DOMRADIO.DE: In der Synagoge in der Kölner Roonstraße wurde an die Reichspogromnacht vor 85 Jahren gedacht. Was bedeutet der 9. November für Sie?
Weihbischof Rolf Steinhäuser (Kölner Weihbischof und Bischofsvikar für die Ökumene und den interreligiösen Dialog): Das ist auf den verschiedensten Ebenen ein ganz wichtiger Tag in Deutschland. Es bedeutet 85 Jahre Erinnerung an die Reichspogromnacht, aber es ist auch der Tag genau 100 Jahre nach dem Hitler-Putschversuch in München am Ende des Ersten Weltkriegs. Es ist zudem das Datum der Wende.
Es ist ein Tag, der mit der Geschichte unseres Volkes auf das Engste verflochten ist. Da kommt eine ganze Fülle von Gedanken und Erinnerungen auf. Mir war es wichtig, an diesem Abend gerade in der Synagoge zu sein.
DOMRADIO.DE: Was möchten Sie damit zum Ausdruck bringen?
Steinhäuser: Dass sich das nie wiederholen darf und dass ich mich selber sehr klar an der Seite der jüdischen Gemeinde und an der Seite Israels positionieren will.
DOMRADIO.DE: Es ist das Gedenken an die Reichspogromnacht 1938. 85 Jahre später gibt es weltweit wieder Judenpogrome, wie etwa in Dagestan und an US-amerikanischen Universitäten. Auch hier in Deutschland werden Haustüren mit Davidsternen beschmiert. Was geht Ihnen durch den Kopf, wenn Sie so etwas hören und sehen?
Steinhäuser: Das finde ich ganz schrecklich. Nicht jeder arabische Jugendliche, der von zu Hause aus immer gegen Israel erzogen wurde, wird das mit vollem Bewusstsein tun. Aber wer sich in unserem Land mit unserer Geschichte nicht anders positioniert, das klingt ein bisschen platt, der hat nichts verstanden und der steht auf der falschen Seite.
DOMRADIO.DE: Michael Rado von der Synagogen-Gemeinde hat in seiner Ansprache auch daran erinnert, dass die Kirchen damals dazu geschwiegen haben, als hier 1938 ein Gotteshaus brannte. Wie blicken Sie als Vertreter der katholischen Kirche da heute drauf?

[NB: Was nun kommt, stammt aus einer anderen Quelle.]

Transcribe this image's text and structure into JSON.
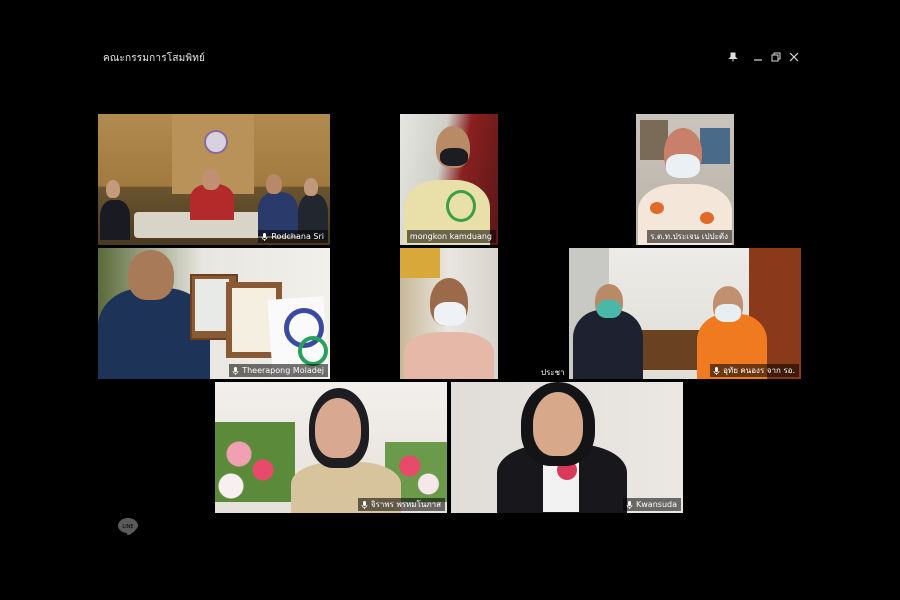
{
  "window": {
    "title": "คณะกรรมการโสมพิทย์",
    "controls": [
      "pin-icon",
      "minimize-icon",
      "restore-icon",
      "close-icon"
    ]
  },
  "participants": [
    {
      "name": "Rodchana Sri",
      "mic": "on",
      "active": true
    },
    {
      "name": "mongkon  kamduang",
      "mic": "none",
      "active": false
    },
    {
      "name": "ร.ต.ท.ประเจน เปปะตัง",
      "mic": "none",
      "active": false
    },
    {
      "name": "Theerapong Moladej",
      "mic": "on",
      "active": false
    },
    {
      "name": "ประชา",
      "mic": "none",
      "active": false
    },
    {
      "name": "อุทัย คนองร จาก รอ.",
      "mic": "on",
      "active": false
    },
    {
      "name": "จิราพร พรหมโนภาส",
      "mic": "on",
      "active": false
    },
    {
      "name": "Kwansuda",
      "mic": "on",
      "active": false
    }
  ],
  "colors": {
    "active_border": "#22c55e",
    "background": "#000000"
  },
  "logo": "line-logo"
}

Steinhäuser: Mit Scham. Ich weiß natürlich auch, dass das keine einfache Sache gewesen wäre und dass das auch mit Auseinandersetzungen, mit Benachteiligungen geschehen ist. Es hätte aber nicht sein dürfen. Das ist ein Verhalten, zu dem niemand heute guten Gewissens stehen kann. Da stehen wir mit Trauer und Scham vor.
DOMRADIO.DE: Was ist Ihre Botschaft an Ihre jüdischen Brüder und Schwestern im Jahr 2023?
Steinhäuser: Ihr gehört hierhin. Wir sind froh, dass ihr mit uns hier in Köln und in Deutschland lebt. Es ist wunderbar, dass es hier wieder jüdisches Leben nach der Shoa gibt.
Das Interview führte Ina Rottscheidt.